Rare paving stones which once lined Dublin’s streets have been uncovered at the site of The Quill pub, on Arran Quay in Dublin.
Dublin Civic Trust, a charitable organisation that works to preserve and create awareness about Dublin’s architectural heritage, described it as “a fascinating discovery”.
The paving was used as part of a Roman-style cement cornice and was found by Magee Conservation during renovations at 1 Arran Quay.
Historic commercial buildings typically have a cornice at the top, shielding the rooftop from view.
Dublin Civic Trust said the artefact was most likely “added to the building circa 1886 and was built using sandstone paving drainage channels, almost certainly salvaged from the nearby Ormond Market”.
“These channels lined the lanes leading to the now demolished market, formerly on the site of Ormond Square,” they said.
“In turn, the sandstone may well have been salvaged from the medieval buildings of St Mary’s Abbey, such as its abbot’s lodgings – a stone commonly used until the mid-1700s.

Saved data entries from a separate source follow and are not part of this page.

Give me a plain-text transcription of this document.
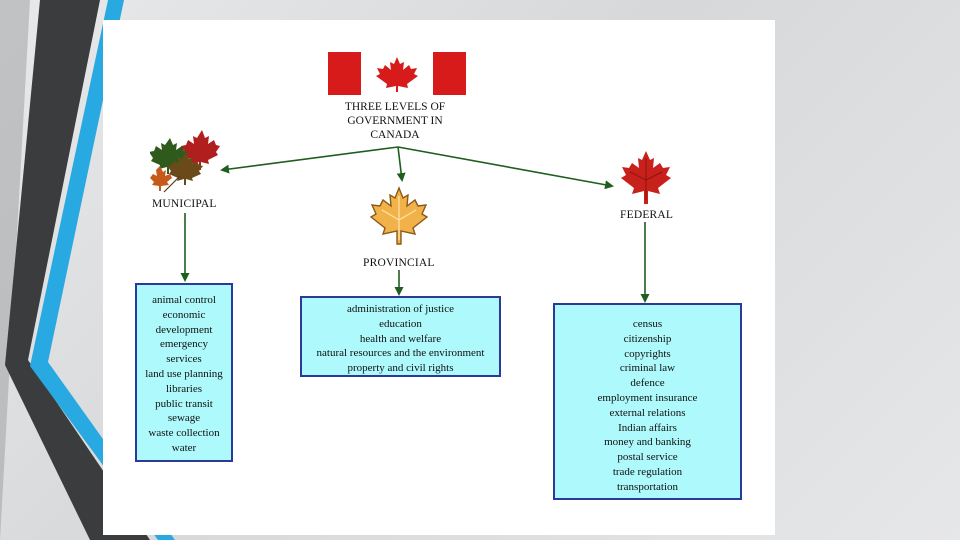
THREE LEVELS OF
GOVERNMENT IN
CANADA
MUNICIPAL
PROVINCIAL
FEDERAL
animal control
economic
development
emergency
services
land use planning
libraries
public transit
sewage
waste collection
water
administration of justice
education
health and welfare
natural resources and the environment
property and civil rights
census
citizenship
copyrights
criminal law
defence
employment insurance
external relations
Indian affairs
money and banking
postal service
trade regulation
transportation
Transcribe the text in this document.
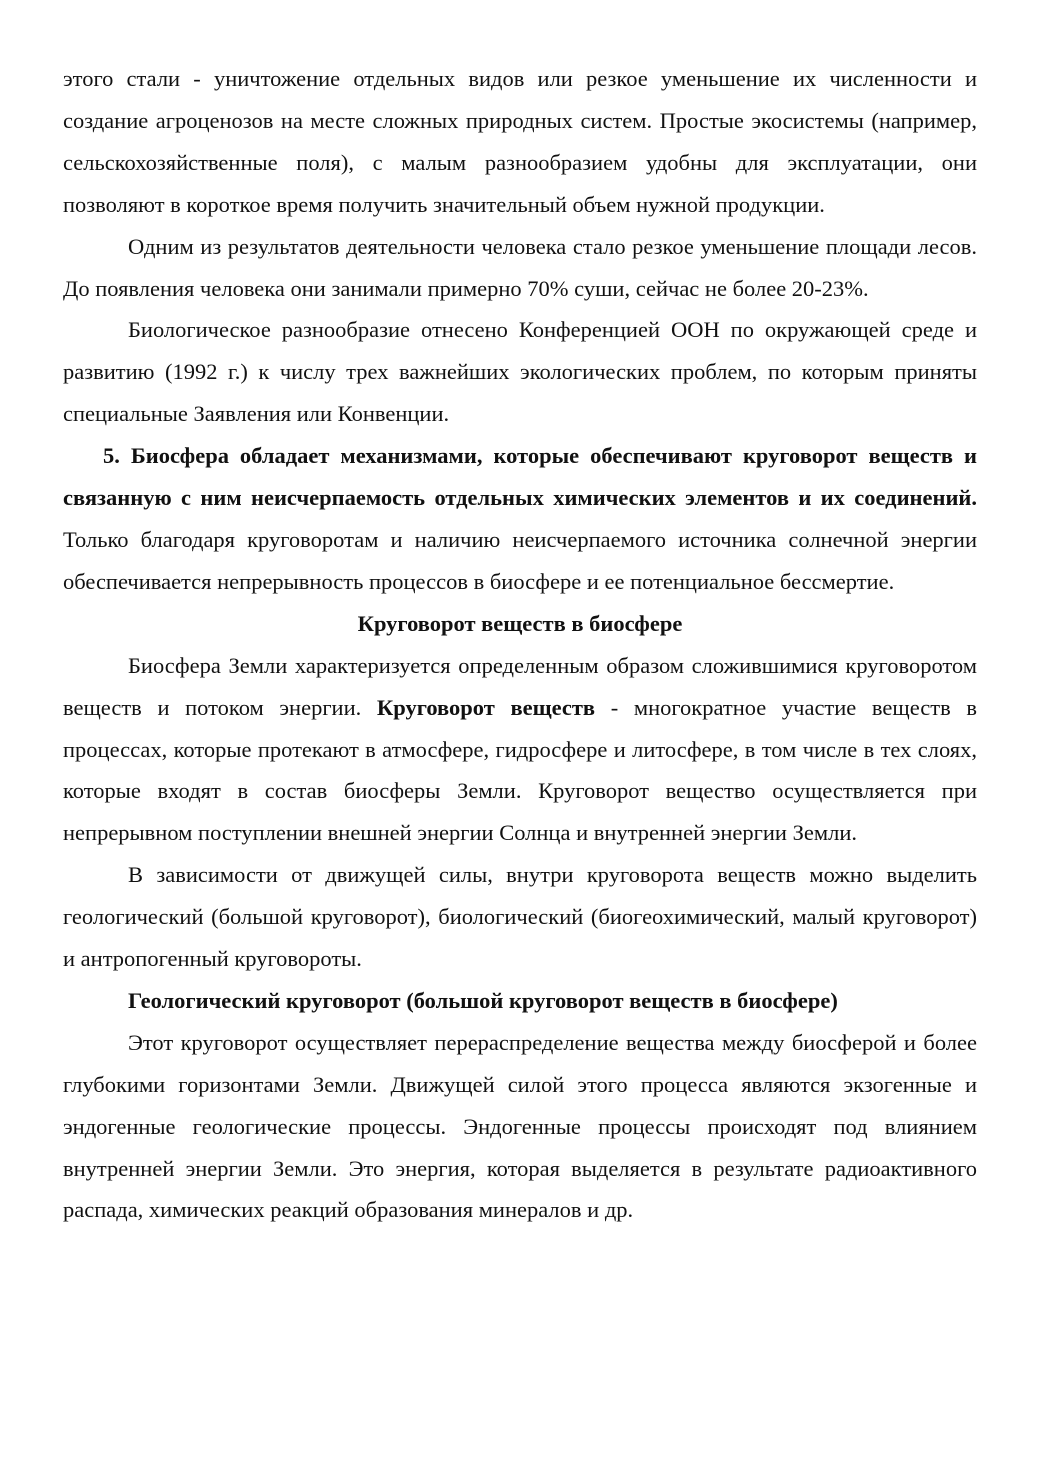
этого стали - уничтожение отдельных видов или резкое уменьшение их численности и создание агроценозов на месте сложных природных систем. Простые экосистемы (например, сельскохозяйственные поля), с малым разнообразием удобны для эксплуатации, они позволяют в короткое время получить значительный объем нужной продукции.

Одним из результатов деятельности человека стало резкое уменьшение площади лесов. До появления человека они занимали примерно 70% суши, сейчас не более 20-23%.

Биологическое разнообразие отнесено Конференцией ООН по окружающей среде и развитию (1992 г.) к числу трех важнейших экологических проблем, по которым приняты специальные Заявления или Конвенции.

5. Биосфера обладает механизмами, которые обеспечивают круговорот веществ и связанную с ним неисчерпаемость отдельных химических элементов и их соединений. Только благодаря круговоротам и наличию неисчерпаемого источника солнечной энергии обеспечивается непрерывность процессов в биосфере и ее потенциальное бессмертие.

Круговорот веществ в биосфере

Биосфера Земли характеризуется определенным образом сложившимися круговоротом веществ и потоком энергии. Круговорот веществ - многократное участие веществ в процессах, которые протекают в атмосфере, гидросфере и литосфере, в том числе в тех слоях, которые входят в состав биосферы Земли. Круговорот вещество осуществляется при непрерывном поступлении внешней энергии Солнца и внутренней энергии Земли.

В зависимости от движущей силы, внутри круговорота веществ можно выделить геологический (большой круговорот), биологический (биогеохимический, малый круговорот) и антропогенный круговороты.

Геологический круговорот (большой круговорот веществ в биосфере)

Этот круговорот осуществляет перераспределение вещества между биосферой и более глубокими горизонтами Земли. Движущей силой этого процесса являются экзогенные и эндогенные геологические процессы. Эндогенные процессы происходят под влиянием внутренней энергии Земли. Это энергия, которая выделяется в результате радиоактивного распада, химических реакций образования минералов и др.
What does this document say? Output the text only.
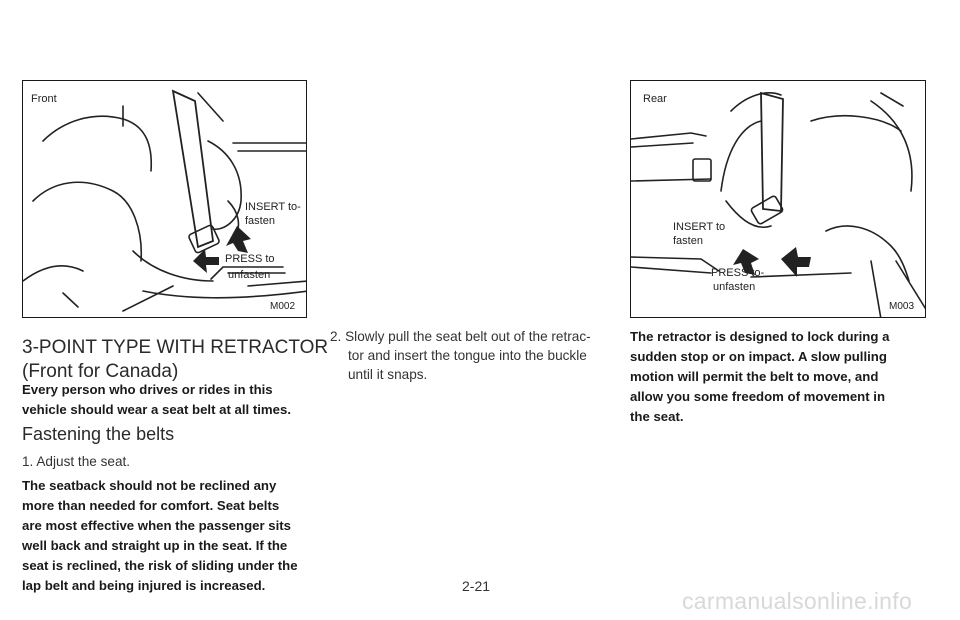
Front
INSERT to-
fasten
PRESS to
unfasten
M002
3-POINT TYPE WITH RETRACTOR
(Front for Canada)
Every person who drives or rides in this
vehicle should wear a seat belt at all times.
Fastening the belts
1. Adjust the seat.
The seatback should not be reclined any
more than needed for comfort. Seat belts
are most effective when the passenger sits
well back and straight up in the seat. If the
seat is reclined, the risk of sliding under the
lap belt and being injured is increased.
2. Slowly pull the seat belt out of the retrac-
tor and insert the tongue into the buckle
until it snaps.
Rear
INSERT to
fasten
PRESS to-
unfasten
M003
The retractor is designed to lock during a
sudden stop or on impact. A slow pulling
motion will permit the belt to move, and
allow you some freedom of movement in
the seat.
2-21
carmanualsonline.info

“These stones still survive on the granite paved Ormond Market lane, a precious enclave of historic street surfaces on Ormond Quay Upper – one of the last tangible links to the original market, built in the 1690s.”
The Ormond market building was built by Sir Humphrey Jervis, the first property developer in Dublin whose name is added to the present-day shopping centre. The market, which consisted of an open central dome with 70 stalls, was demolished in 1890.
Graham Hickey, of Dublin Civic Trust, said the find “demonstrates how building technology really didn’t change right up until the early twentieth century”.
“It was make do and mend with whatever materials were available. It shows the constant surprises where older fabric is buried in street buildings.
“It looks like a fascinating decoration, but was in fact taken up from the street below. The contractor at the time would have seen this wonderful material was going begging.
“Even for people like us, you think you know something, then you see how these buildings were put together.
“It’s a good message for us all in the modern day, as the circular economy was clearly strong with recycling,” he added.